Wolf Mountain claims Canyons owes $4 million in rent
A legal fight for the right to operate Utah’s largest ski resort is pitting Park City-based American Skiing Co. against its landlord, Wolf Mountain Resorts, in a bitter, high-stakes dispute over a rent check.
As owner of The Canyons, American Skiing Co. leases thousands of acres of terrain at the resort from Wolf Mountain managing partner Kenny Griswold.
Griswold will receive a rent payment for more than $1.6 million from American Skiing this month, said Tim Vetter, a spokesman for The Canyons, who added that American Skiing Co. would pay Griswold royalties this month from sales of food at the resort.
Wolf Mountain officials claim The Canyons owes them around $4 million for last season. Along with rent, they’re entitled to receive $1.7 million because skier and snowboarder visits at the resort exceeded 400,000, Griswold said. American Skiing Co. disputes those figures.
"Wolf Mountain is hanging out there hoping to get paid by [The Canyons] and its financially insolvent parent," said Paul Peters, an attorney for Wolf Mountain who testified recently against American Skiing Company in Third District Court at Silver Summit.
However, the dispute about rent is not connected to American Skiing’s strength as a publicly traded company, Vetter countered.
"I saw the (rent) check yesterday," he said in an interview Thursday. "They’ve gone out and said we’re not going to pay, it’s ridiculous, we’ve paid them every penny that we’ve owed them."
Vetter rejects Peters’ claims that American Skiing Company is "in the throes of a financial hardship."
"We’ve put a huge investment, hundreds of millions of dollars into this place, and have almost tripled the size of the resort," Vetter said. "What we will pay [Wolf] is exactly what we owe them."

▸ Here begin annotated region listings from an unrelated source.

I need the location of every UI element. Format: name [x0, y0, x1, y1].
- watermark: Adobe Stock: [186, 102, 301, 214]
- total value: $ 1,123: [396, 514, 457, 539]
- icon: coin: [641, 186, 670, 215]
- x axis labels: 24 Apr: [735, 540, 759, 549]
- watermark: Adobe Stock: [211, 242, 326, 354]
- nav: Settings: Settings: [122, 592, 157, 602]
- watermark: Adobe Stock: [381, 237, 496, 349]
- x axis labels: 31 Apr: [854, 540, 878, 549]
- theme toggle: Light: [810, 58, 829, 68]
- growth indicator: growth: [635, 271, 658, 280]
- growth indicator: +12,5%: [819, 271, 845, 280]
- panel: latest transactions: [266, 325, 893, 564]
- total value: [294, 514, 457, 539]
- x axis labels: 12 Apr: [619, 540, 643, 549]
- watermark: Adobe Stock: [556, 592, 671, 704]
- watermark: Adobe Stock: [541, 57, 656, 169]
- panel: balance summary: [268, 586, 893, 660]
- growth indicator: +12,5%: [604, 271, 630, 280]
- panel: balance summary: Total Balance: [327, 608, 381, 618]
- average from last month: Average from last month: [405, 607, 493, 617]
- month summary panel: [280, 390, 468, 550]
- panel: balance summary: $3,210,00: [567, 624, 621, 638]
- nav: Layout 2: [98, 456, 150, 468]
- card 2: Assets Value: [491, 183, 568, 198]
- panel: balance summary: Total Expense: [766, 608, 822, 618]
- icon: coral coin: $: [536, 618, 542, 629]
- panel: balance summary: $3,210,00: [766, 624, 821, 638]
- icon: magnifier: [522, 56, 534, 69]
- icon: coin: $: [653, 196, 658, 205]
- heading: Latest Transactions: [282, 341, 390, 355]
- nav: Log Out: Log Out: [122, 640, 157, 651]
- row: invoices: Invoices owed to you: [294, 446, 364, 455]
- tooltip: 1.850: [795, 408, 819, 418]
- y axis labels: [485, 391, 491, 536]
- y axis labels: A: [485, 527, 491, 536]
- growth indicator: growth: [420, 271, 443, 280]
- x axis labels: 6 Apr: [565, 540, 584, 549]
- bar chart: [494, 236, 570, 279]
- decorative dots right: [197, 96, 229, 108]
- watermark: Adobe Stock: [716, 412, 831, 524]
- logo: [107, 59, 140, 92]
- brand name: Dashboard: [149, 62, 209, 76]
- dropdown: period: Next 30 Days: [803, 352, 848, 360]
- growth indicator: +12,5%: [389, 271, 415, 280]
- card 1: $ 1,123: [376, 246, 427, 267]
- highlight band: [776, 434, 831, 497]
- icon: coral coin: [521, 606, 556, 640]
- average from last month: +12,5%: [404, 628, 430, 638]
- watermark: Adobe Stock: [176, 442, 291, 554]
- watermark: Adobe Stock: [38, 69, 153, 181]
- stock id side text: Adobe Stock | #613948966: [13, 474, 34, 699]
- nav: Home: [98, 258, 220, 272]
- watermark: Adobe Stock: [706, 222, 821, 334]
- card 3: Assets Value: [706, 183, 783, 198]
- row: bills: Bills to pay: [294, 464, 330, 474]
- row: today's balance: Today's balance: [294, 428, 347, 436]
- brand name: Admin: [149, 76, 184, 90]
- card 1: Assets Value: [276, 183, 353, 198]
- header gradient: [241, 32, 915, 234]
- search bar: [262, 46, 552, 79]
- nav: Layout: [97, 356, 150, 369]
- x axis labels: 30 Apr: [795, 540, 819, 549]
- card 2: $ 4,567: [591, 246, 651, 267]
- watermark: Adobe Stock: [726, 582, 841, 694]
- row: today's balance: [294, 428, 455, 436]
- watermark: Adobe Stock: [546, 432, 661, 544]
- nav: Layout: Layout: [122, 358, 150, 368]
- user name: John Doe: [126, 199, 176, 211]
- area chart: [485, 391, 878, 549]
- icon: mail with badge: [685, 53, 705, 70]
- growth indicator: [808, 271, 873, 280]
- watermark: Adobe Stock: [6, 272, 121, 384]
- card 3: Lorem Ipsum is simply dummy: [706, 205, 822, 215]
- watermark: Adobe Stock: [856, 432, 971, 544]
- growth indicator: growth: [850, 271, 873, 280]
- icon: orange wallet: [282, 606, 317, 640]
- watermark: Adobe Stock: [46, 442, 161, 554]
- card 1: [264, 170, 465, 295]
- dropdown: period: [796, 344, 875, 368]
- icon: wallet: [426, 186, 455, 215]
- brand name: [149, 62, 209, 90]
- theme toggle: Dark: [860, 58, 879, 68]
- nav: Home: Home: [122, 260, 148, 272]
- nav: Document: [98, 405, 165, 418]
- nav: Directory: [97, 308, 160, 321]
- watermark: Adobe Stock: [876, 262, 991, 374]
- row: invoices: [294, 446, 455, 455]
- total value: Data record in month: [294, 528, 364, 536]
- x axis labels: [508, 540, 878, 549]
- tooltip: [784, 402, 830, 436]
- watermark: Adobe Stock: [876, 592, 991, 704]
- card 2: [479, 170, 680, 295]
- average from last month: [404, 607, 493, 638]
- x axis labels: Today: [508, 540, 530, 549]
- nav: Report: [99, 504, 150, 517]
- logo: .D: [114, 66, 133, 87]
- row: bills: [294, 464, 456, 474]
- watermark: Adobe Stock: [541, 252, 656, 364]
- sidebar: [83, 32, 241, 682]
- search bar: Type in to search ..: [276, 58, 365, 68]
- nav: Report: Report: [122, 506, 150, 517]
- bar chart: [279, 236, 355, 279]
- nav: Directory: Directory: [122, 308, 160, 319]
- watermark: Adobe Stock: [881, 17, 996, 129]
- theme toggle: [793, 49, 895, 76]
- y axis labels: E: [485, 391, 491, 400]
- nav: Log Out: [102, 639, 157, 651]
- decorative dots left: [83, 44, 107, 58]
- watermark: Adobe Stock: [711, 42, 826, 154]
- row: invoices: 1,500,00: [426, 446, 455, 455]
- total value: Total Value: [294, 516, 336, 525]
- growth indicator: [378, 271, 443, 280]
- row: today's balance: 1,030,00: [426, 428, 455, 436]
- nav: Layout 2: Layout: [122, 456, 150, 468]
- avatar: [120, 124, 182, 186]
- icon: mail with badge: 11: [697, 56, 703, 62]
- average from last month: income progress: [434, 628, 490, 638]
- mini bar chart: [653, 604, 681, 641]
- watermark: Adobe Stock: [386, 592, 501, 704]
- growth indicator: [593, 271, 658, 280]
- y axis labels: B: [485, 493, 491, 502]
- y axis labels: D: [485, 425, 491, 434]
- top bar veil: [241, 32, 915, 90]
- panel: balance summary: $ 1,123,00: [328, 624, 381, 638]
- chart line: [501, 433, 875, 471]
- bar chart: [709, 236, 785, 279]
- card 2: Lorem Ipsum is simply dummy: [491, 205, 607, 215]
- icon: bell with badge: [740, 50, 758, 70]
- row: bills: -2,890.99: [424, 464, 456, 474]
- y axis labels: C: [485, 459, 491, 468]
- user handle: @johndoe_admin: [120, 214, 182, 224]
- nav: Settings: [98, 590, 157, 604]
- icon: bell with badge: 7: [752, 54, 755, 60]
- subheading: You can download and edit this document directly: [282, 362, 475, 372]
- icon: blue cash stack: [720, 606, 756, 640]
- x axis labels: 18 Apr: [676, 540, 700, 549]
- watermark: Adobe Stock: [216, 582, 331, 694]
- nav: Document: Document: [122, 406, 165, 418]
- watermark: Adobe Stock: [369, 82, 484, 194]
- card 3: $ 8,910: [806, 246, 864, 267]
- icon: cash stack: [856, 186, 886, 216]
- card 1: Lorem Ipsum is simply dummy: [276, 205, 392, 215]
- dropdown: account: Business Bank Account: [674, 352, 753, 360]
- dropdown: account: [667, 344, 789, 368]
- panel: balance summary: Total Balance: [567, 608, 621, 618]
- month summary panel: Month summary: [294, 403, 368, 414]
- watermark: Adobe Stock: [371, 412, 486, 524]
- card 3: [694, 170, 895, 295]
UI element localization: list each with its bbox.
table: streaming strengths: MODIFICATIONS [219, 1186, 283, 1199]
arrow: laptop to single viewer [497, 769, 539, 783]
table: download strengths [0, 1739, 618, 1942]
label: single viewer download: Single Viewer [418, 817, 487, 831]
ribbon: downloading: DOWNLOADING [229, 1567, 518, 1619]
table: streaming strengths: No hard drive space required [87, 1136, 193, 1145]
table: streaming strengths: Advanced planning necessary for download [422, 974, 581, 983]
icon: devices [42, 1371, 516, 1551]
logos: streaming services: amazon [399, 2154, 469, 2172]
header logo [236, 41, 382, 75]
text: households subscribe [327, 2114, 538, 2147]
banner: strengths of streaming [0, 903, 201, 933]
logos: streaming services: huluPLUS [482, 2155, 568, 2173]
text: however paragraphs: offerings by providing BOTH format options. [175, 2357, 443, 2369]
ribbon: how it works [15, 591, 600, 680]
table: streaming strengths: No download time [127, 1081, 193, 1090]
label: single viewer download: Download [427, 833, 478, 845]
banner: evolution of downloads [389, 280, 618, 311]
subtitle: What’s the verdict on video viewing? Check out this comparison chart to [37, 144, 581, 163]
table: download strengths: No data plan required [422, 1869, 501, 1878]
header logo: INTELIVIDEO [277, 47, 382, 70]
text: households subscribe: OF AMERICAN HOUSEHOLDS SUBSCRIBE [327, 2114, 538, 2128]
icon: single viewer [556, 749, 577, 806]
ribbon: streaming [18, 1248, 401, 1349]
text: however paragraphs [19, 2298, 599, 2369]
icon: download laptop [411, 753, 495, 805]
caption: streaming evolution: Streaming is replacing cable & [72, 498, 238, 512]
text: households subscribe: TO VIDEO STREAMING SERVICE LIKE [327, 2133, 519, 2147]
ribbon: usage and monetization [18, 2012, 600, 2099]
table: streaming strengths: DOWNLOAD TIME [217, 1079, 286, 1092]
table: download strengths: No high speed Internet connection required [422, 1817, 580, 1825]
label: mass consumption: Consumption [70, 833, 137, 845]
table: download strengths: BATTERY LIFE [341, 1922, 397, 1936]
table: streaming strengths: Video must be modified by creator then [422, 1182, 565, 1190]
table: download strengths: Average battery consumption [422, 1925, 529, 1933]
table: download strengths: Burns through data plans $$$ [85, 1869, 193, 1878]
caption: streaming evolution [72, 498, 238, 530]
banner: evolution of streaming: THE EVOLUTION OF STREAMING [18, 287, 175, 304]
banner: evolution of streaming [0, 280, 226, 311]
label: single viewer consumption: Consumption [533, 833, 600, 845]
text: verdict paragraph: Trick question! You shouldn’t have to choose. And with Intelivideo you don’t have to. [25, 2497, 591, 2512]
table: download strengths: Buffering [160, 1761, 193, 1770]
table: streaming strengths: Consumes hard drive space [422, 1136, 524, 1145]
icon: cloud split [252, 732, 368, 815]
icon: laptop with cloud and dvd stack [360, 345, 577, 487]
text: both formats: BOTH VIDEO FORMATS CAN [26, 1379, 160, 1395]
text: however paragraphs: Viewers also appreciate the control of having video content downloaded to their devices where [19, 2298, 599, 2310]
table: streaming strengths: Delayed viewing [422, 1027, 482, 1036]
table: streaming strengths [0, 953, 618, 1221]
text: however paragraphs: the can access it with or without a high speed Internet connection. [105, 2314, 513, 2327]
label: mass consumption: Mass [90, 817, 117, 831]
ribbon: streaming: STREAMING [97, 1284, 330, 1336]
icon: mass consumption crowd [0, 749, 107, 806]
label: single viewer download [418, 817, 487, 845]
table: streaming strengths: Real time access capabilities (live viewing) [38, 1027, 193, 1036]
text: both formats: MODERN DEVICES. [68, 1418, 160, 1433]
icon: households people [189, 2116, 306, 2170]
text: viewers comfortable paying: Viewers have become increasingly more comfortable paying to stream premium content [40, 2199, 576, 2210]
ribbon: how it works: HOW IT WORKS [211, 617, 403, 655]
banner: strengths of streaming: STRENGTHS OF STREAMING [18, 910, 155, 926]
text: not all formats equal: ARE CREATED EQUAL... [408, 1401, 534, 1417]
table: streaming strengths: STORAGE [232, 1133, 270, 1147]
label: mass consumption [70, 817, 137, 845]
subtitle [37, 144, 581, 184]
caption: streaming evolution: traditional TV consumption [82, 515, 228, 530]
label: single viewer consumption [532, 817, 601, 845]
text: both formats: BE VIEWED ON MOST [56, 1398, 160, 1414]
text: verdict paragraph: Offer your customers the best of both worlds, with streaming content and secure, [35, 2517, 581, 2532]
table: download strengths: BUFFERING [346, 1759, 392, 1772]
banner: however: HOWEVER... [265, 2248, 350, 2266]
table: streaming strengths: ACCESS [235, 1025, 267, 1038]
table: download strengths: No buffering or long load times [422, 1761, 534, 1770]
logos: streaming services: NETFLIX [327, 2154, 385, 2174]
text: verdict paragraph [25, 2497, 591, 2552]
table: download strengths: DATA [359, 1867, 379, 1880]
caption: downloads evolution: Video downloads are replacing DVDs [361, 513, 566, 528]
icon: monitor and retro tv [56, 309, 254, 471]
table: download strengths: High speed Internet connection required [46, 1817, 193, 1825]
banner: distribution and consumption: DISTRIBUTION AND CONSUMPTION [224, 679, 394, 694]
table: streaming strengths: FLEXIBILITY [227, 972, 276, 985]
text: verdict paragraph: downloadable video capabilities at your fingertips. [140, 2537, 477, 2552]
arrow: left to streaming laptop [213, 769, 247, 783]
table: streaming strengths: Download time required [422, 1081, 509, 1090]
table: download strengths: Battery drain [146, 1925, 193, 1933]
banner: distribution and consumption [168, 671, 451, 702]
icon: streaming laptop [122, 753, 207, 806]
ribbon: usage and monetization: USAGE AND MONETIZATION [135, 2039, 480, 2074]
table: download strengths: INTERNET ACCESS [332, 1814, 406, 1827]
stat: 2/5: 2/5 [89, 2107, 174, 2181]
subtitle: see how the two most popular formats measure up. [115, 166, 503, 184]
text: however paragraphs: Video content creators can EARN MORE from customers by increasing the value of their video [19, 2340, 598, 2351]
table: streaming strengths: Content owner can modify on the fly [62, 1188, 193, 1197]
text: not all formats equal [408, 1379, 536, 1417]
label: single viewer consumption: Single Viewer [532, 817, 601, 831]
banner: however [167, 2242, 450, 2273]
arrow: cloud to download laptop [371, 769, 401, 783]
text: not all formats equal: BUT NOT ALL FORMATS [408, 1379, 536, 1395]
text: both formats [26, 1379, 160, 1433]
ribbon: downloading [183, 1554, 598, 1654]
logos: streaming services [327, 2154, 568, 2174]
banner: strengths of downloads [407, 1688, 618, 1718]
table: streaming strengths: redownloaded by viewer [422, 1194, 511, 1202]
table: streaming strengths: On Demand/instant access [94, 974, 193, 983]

Under the terms of the lease, Wolf Mountain receives extra compensation when "paid skier days" — not including those who redeem complimentary passes and others who ski at the resort without purchasing day passes exceed certain milestones, he said.
But "total skier days" at The Canyons are reported by American Skiing Company, Vetter said, adding, "There is a difference there."
"The lease says this is exactly how we have to pay Wolf," he said. "When we hit specific milestones, at increments of 100,000 skier days, Wolf Mountain gets paid an additional rent payment."
Meanwhile, Third District Court Judge Bruce Lubeck Wednesday postponed a hearing for American Skiing Company to request a temporary restraining order to prevent Wolf Mountain from terminating the lease at The Canyons, Vetter said.
"American Skiing Company has restated and amended our lease without authority," Griswold recently told The Park Record.
American Skiing violated its lease with Wolf Mountain when a $110 million leasehold mortgage was placed on the property, Griswold said.
But American Skiing has complied with the lease, according to Vetter.
"We’re not in default and we’re going to ask the court to rule on that," he said.
Both sides could argue their cases in the Snyderville courtroom Oct. 12 at 9 a.m.